Ya a principios del siglo XX, cambian las costumbres, las leyes, y en las ciudades se fueron transformando en almacenes, y el despacho de bebidas y comidas quedó de a poco a cargo de cafés, confiterías y restaurantes regenteados especialmente por gallegos. En los suburbios fue donde más sobrevivieron, y también en el campo, con el nombre de almacén de ramos generales. En definitiva, lo obvio suele pasar desapercibido, y la cocina hispana, por común y siempre presente en la historia argentina no es tenida en cuenta a la hora de buscar el origen, el inicio de una cocina nacional. Es de esperar, que siendo la gastronomía una actividad social, parte de los patrimonios culturales intangibles y la identidad de los pueblos, la tendencia de muchos cocineros por adherir a movimientos globales, se revierta como ya sucede en muchos países, y aquí también se vuelva a los orígenes poniendo en valor y recreando platos impuestos por los pioneros en los fogones argentinos, primero familiares y luego públicos. Será, indirectamente, un homenaje a muchos de los inmigrantes que sumaron su esfuerzo al crecimiento de este hermoso país, patria de nuestros hijos.

Lengua a la vinagreta

Ingredientes: 1 lengua de vaca, 1 cebolla de verdeo picada, 1 cebolla chica picada, perejil fresco picado, 4 dientes de ajo en láminas, 1 copa de vino blanco, ½ taza de vinagre de alcohol, ½ taza de aceite, sal, orégano, pimienta, y ají molido, a gusto.

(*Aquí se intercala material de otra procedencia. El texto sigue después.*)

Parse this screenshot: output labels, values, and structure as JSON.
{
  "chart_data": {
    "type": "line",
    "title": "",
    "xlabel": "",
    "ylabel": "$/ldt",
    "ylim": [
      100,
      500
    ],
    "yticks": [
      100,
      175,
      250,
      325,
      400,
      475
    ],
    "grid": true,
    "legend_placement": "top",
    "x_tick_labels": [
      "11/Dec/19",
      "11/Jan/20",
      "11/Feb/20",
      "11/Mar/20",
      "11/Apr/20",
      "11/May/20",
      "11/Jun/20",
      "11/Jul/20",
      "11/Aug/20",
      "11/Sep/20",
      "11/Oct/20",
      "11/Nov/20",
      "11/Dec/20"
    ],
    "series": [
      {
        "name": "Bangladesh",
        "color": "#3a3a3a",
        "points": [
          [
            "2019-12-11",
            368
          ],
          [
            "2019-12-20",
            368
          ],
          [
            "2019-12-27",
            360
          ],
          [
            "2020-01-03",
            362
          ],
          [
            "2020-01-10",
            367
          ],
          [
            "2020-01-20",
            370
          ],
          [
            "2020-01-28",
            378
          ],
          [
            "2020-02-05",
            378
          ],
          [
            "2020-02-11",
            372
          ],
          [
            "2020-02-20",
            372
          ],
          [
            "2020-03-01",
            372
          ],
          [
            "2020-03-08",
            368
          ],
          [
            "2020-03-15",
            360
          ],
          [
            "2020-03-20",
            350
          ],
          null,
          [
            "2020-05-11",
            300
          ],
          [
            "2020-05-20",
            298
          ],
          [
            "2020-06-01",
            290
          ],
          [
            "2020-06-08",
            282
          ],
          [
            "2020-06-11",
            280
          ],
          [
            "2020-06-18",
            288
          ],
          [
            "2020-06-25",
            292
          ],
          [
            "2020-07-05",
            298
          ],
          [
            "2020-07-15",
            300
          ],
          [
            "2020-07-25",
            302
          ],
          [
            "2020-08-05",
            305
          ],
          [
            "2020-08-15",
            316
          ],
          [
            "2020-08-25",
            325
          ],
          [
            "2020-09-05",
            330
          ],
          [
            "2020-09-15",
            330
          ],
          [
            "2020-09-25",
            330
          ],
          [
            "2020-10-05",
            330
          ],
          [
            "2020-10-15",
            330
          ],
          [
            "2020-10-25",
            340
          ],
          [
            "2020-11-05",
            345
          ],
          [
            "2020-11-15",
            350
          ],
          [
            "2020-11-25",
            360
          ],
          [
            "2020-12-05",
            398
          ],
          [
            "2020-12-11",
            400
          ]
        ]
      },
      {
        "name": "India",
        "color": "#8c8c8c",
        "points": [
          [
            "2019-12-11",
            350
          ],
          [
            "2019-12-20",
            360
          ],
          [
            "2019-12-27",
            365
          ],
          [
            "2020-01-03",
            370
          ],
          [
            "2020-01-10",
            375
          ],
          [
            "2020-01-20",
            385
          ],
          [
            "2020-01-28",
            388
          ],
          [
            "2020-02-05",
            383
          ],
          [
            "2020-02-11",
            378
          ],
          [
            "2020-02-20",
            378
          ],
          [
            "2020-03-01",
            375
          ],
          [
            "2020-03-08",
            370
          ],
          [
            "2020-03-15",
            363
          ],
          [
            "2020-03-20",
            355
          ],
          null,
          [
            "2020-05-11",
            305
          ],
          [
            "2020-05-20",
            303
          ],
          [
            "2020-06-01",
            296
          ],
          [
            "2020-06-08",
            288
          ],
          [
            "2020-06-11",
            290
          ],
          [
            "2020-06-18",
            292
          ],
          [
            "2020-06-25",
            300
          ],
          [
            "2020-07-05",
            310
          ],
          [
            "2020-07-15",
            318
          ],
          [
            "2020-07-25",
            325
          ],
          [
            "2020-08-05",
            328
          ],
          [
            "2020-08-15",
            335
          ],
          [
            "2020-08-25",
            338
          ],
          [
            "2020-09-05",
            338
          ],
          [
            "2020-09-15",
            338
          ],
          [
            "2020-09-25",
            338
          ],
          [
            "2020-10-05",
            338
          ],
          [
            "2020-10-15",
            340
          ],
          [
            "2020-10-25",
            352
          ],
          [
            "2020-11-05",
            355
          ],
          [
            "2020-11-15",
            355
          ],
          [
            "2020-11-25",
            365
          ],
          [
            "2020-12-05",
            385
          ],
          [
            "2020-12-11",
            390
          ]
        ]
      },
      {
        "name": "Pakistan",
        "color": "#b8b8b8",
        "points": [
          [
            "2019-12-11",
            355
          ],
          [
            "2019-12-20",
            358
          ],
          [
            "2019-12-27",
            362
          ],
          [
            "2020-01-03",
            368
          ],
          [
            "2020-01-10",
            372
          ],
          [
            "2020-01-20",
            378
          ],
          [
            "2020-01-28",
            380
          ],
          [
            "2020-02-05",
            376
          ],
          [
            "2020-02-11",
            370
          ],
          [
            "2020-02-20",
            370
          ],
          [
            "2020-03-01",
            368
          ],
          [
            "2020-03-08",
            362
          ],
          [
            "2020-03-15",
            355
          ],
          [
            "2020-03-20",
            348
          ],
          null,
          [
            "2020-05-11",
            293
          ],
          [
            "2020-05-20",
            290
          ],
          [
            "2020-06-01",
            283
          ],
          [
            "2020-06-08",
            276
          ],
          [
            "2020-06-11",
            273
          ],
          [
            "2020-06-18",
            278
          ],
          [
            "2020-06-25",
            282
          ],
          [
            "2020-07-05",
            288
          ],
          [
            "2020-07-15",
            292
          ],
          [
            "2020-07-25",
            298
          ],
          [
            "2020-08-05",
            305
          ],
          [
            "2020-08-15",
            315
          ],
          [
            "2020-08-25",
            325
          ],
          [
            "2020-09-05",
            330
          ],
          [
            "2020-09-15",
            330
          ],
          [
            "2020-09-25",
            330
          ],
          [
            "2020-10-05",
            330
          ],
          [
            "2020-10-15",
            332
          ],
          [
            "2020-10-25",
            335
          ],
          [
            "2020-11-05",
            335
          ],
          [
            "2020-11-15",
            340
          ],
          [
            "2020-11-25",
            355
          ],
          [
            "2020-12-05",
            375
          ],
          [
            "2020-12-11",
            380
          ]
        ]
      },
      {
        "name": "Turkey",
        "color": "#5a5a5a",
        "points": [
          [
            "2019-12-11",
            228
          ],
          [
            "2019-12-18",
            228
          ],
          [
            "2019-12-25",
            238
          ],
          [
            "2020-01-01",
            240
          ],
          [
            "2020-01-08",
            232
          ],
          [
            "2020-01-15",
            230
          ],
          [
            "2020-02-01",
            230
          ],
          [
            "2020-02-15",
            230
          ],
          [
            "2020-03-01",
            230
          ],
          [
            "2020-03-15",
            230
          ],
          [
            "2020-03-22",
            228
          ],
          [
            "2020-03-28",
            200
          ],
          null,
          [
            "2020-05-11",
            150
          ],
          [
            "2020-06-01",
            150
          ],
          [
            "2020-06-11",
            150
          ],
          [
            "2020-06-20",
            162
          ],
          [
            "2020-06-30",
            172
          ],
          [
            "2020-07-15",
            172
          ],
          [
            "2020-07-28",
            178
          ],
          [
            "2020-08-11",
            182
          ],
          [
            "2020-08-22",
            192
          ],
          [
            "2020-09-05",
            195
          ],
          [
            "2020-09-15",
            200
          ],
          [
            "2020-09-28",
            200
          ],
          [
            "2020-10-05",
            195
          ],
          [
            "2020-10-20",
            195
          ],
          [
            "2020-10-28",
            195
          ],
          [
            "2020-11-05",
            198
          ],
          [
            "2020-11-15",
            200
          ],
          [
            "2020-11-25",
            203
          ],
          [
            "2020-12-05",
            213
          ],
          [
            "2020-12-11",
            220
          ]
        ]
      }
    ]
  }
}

Preparación: Hervir la lengua en el agua con sal, ramitas de tomillo y 3 hojas laurel durante unas 2 horas, pinchar con un tenedor y fijarse si está bien tierna y retirar del fuego.
Dejar enfriar en el mismo caldo. Cuando esté tibio, retirar la lengua y sacarle la piel. Dejar enfriar en la heladera para poder filetearla, porque en caliente se deshace. Filetearla bien delgada. En un recipiente hondo disponer los ingredientes de la marinada. Echar en capas la lengua, mover para que el líquido cubra todo. Tapar con papel film y llevar a la heladera un mínimo de 3 días. Comer como tapa, entrante, o ingrediente de una picada porteña.